I have a home directory in another system(7.10) with the user name "xyz". I just installed a copy of 9.10 and would like the user xyz to use my new system, with the same files in its old folder. Is there any way to achieve this? On 9.10, I have tried to add a new user "xyz" and overwrite its home directory with the old xyz home directory. This does not work. (It can't login when I restart the computer.) Would any experts tell me what to do?

G

micio
April 19th, 2010, 09:06 AM
strange... I have a home partition shared between 2 linux distros...
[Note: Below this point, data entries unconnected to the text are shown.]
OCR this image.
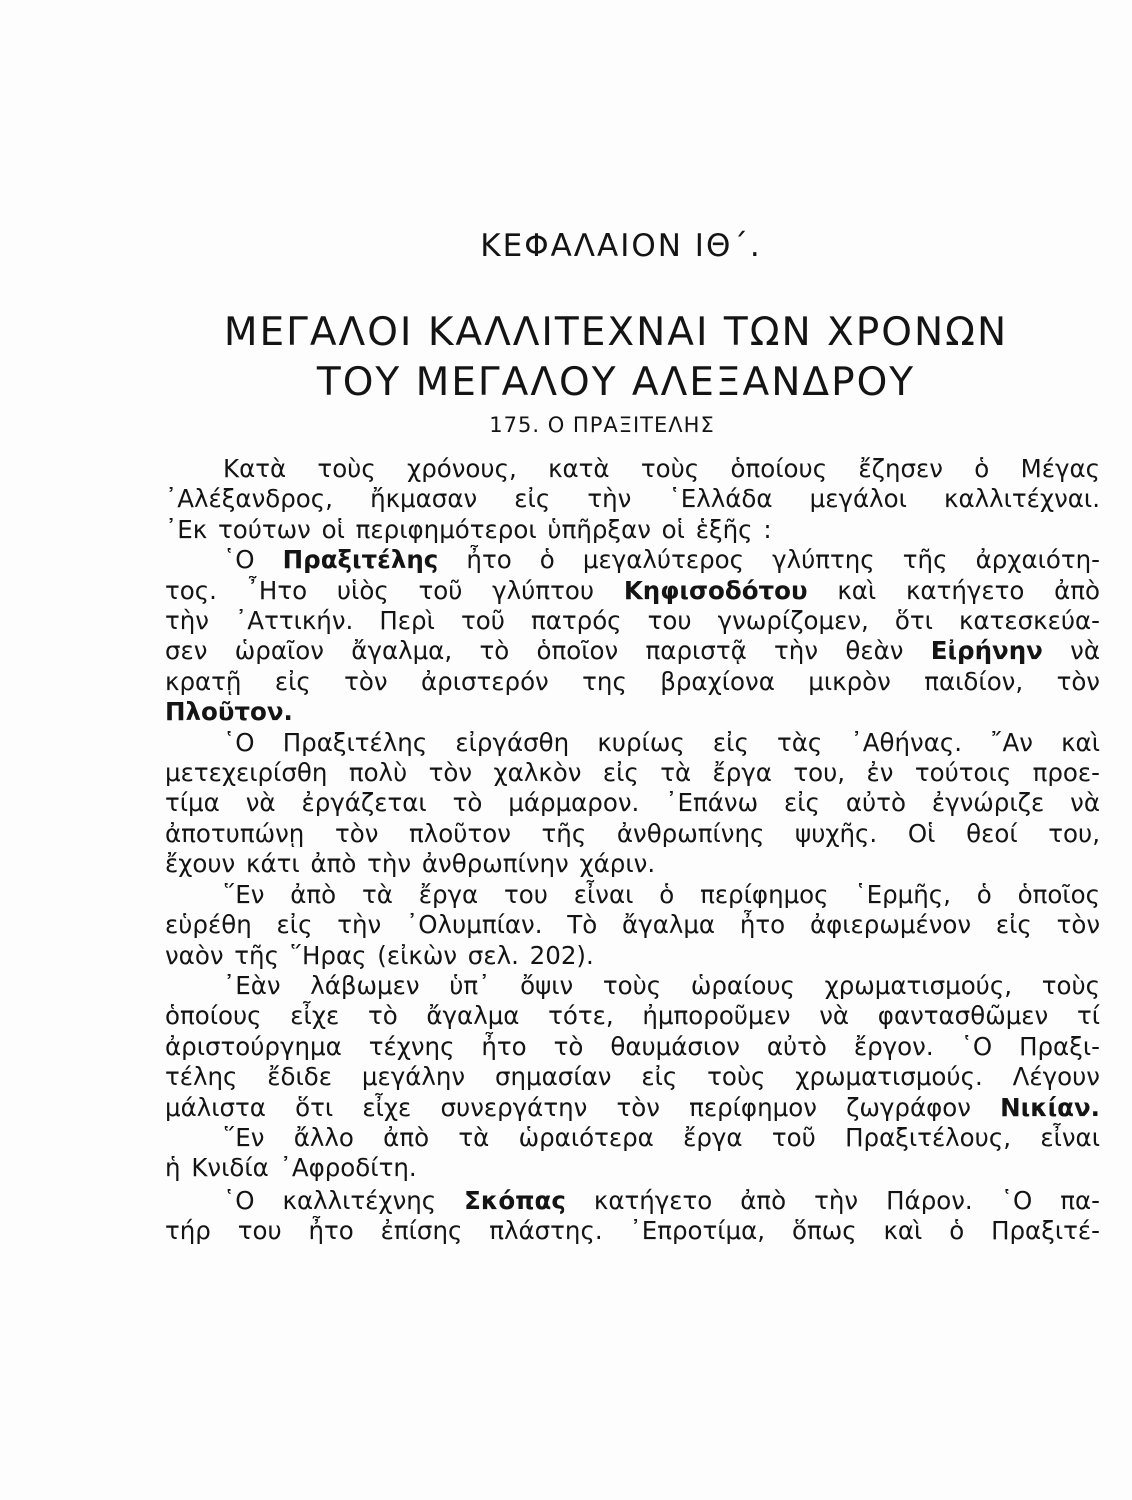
ΚΕΦΑΛΑΙΟΝ ΙΘ΄.
ΜΕΓΑΛΟΙ ΚΑΛΛΙΤΕΧΝΑΙ ΤΩΝ ΧΡΟΝΩΝ
ΤΟΥ ΜΕΓΑΛΟΥ ΑΛΕΞΑΝΔΡΟΥ
175. Ο ΠΡΑΞΙΤΕΛΗΣ
Κατὰ τοὺς χρόνους, κατὰ τοὺς ὁποίους ἔζησεν ὁ Μέγας
᾿Αλέξανδρος, ἤκμασαν εἰς τὴν ῾Ελλάδα μεγάλοι καλλιτέχναι.
᾿Εκ τούτων οἱ περιφημότεροι ὑπῆρξαν οἱ ἑξῆς :
῾Ο Πραξιτέλης ἦτο ὁ μεγαλύτερος γλύπτης τῆς ἀρχαιότη-
τος. ῏Ητο υἱὸς τοῦ γλύπτου Κηφισοδότου καὶ κατήγετο ἀπὸ
τὴν ᾿Αττικήν. Περὶ τοῦ πατρός του γνωρίζομεν, ὅτι κατεσκεύα-
σεν ὡραῖον ἄγαλμα, τὸ ὁποῖον παριστᾷ τὴν θεὰν Εἰρήνην νὰ
κρατῇ εἰς τὸν ἀριστερόν της βραχίονα μικρὸν παιδίον, τὸν
Πλοῦτον.
῾Ο Πραξιτέλης εἰργάσθη κυρίως εἰς τὰς ᾿Αθήνας. ῎Αν καὶ
μετεχειρίσθη πολὺ τὸν χαλκὸν εἰς τὰ ἔργα του, ἐν τούτοις προε-
τίμα νὰ ἐργάζεται τὸ μάρμαρον. ᾿Επάνω εἰς αὐτὸ ἐγνώριζε νὰ
ἀποτυπώνῃ τὸν πλοῦτον τῆς ἀνθρωπίνης ψυχῆς. Οἱ θεοί του,
ἔχουν κάτι ἀπὸ τὴν ἀνθρωπίνην χάριν.
῞Εν ἀπὸ τὰ ἔργα του εἶναι ὁ περίφημος ῾Ερμῆς, ὁ ὁποῖος
εὑρέθη εἰς τὴν ᾿Ολυμπίαν. Τὸ ἄγαλμα ἦτο ἀφιερωμένον εἰς τὸν
ναὸν τῆς ῞Ηρας (εἰκὼν σελ. 202).
᾿Εὰν λάβωμεν ὑπ᾿ ὄψιν τοὺς ὡραίους χρωματισμούς, τοὺς
ὁποίους εἶχε τὸ ἄγαλμα τότε, ἠμποροῦμεν νὰ φαντασθῶμεν τί
ἀριστούργημα τέχνης ἦτο τὸ θαυμάσιον αὐτὸ ἔργον. ῾Ο Πραξι-
τέλης ἔδιδε μεγάλην σημασίαν εἰς τοὺς χρωματισμούς. Λέγουν
μάλιστα ὅτι εἶχε συνεργάτην τὸν περίφημον ζωγράφον Νικίαν.
῞Εν ἄλλο ἀπὸ τὰ ὡραιότερα ἔργα τοῦ Πραξιτέλους, εἶναι
ἡ Κνιδία ᾿Αφροδίτη.
῾Ο καλλιτέχνης Σκόπας κατήγετο ἀπὸ τὴν Πάρον. ῾Ο πα-
τήρ του ἦτο ἐπίσης πλάστης. ᾿Επροτίμα, ὅπως καὶ ὁ Πραξιτέ-
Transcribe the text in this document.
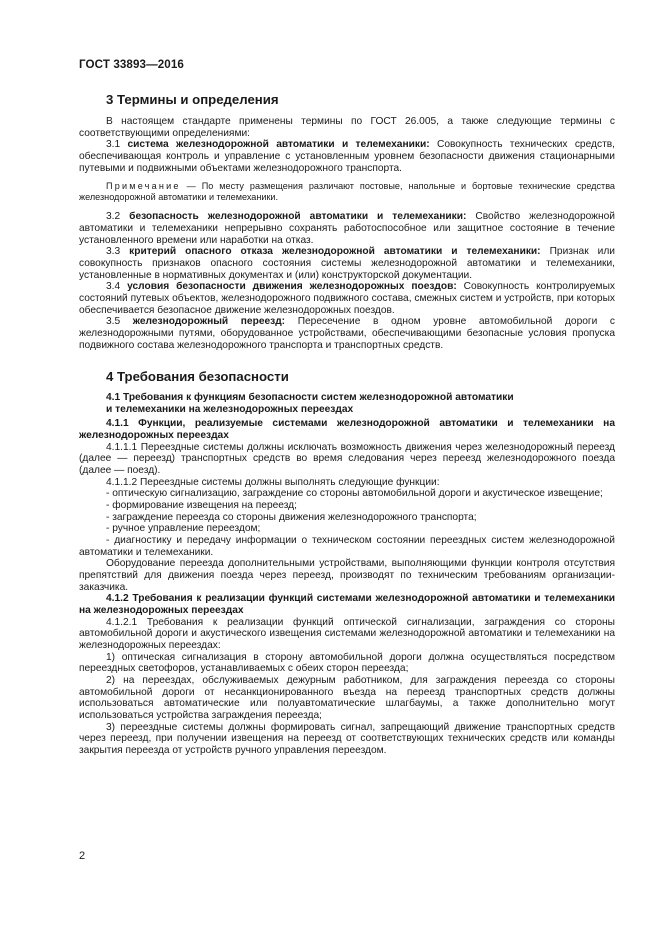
ГОСТ 33893—2016

3 Термины и определения

В настоящем стандарте применены термины по ГОСТ 26.005, а также следующие термины с соответствующими определениями:

3.1 система железнодорожной автоматики и телемеханики: Совокупность технических средств, обеспечивающая контроль и управление с установленным уровнем безопасности движения стационарными путевыми и подвижными объектами железнодорожного транспорта.

Примечание — По месту размещения различают постовые, напольные и бортовые технические средства железнодорожной автоматики и телемеханики.

3.2 безопасность железнодорожной автоматики и телемеханики: Свойство железнодорожной автоматики и телемеханики непрерывно сохранять работоспособное или защитное состояние в течение установленного времени или наработки на отказ.

3.3 критерий опасного отказа железнодорожной автоматики и телемеханики: Признак или совокупность признаков опасного состояния системы железнодорожной автоматики и телемеханики, установленные в нормативных документах и (или) конструкторской документации.

3.4 условия безопасности движения железнодорожных поездов: Совокупность контролируемых состояний путевых объектов, железнодорожного подвижного состава, смежных систем и устройств, при которых обеспечивается безопасное движение железнодорожных поездов.

3.5 железнодорожный переезд: Пересечение в одном уровне автомобильной дороги с железнодорожными путями, оборудованное устройствами, обеспечивающими безопасные условия пропуска подвижного состава железнодорожного транспорта и транспортных средств.

4 Требования безопасности

4.1 Требования к функциям безопасности систем железнодорожной автоматики

и телемеханики на железнодорожных переездах

4.1.1 Функции, реализуемые системами железнодорожной автоматики и телемеханики на железнодорожных переездах

4.1.1.1 Переездные системы должны исключать возможность движения через железнодорожный переезд (далее — переезд) транспортных средств во время следования через переезд железнодорожного поезда (далее — поезд).

4.1.1.2 Переездные системы должны выполнять следующие функции:

- оптическую сигнализацию, заграждение со стороны автомобильной дороги и акустическое извещение;

- формирование извещения на переезд;

- заграждение переезда со стороны движения железнодорожного транспорта;

- ручное управление переездом;

- диагностику и передачу информации о техническом состоянии переездных систем железнодорожной автоматики и телемеханики.

Оборудование переезда дополнительными устройствами, выполняющими функции контроля отсутствия препятствий для движения поезда через переезд, производят по техническим требованиям организации-заказчика.

4.1.2 Требования к реализации функций системами железнодорожной автоматики и телемеханики на железнодорожных переездах

4.1.2.1 Требования к реализации функций оптической сигнализации, заграждения со стороны автомобильной дороги и акустического извещения системами железнодорожной автоматики и телемеханики на железнодорожных переездах:

1) оптическая сигнализация в сторону автомобильной дороги должна осуществляться посредством переездных светофоров, устанавливаемых с обеих сторон переезда;

2) на переездах, обслуживаемых дежурным работником, для заграждения переезда со стороны автомобильной дороги от несанкционированного въезда на переезд транспортных средств должны использоваться автоматические или полуавтоматические шлагбаумы, а также дополнительно могут использоваться устройства заграждения переезда;

3) переездные системы должны формировать сигнал, запрещающий движение транспортных средств через переезд, при получении извещения на переезд от соответствующих технических средств или команды закрытия переезда от устройств ручного управления переездом.

2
however it could be a permission problem, backup you home with


tar pzcvf tarball.tgz

and decompress to other system with


tar pxvf tarball.tgz

mick222
April 19th, 2010, 09:14 AM
Iran into problems sharing a home partition between suse and Ubuntu . The problem is you copy over older versions of programs in the hidden files things like links to firefox for flash that havn't been installed system wide . I think the easiest way is to create a user with the name you want then just copy and paste the data into it.

Boondoklife
April 19th, 2010, 09:23 AM
or just create a new user and put their older home folder on the desktop. They can then get what ever info they need from it.

grege
April 20th, 2010, 10:24 AM
My solution is simple enough. Boot to a maintenance prompt and rename the /home/name folder to /home/name.old This maintains permissions/ownership to your chosen login name. Install new version and set up a user with the name you want. Once running you can drag and drop from the name.old to name without any problems. Enable "view hidden files" in Nautilus. Do not copy across config files from four versions ago that is asking for trouble - just docs, music, video, favorites and email.

I always have midnight commander installed to make it simple to rename, move and copy files without having to remember command line syntax.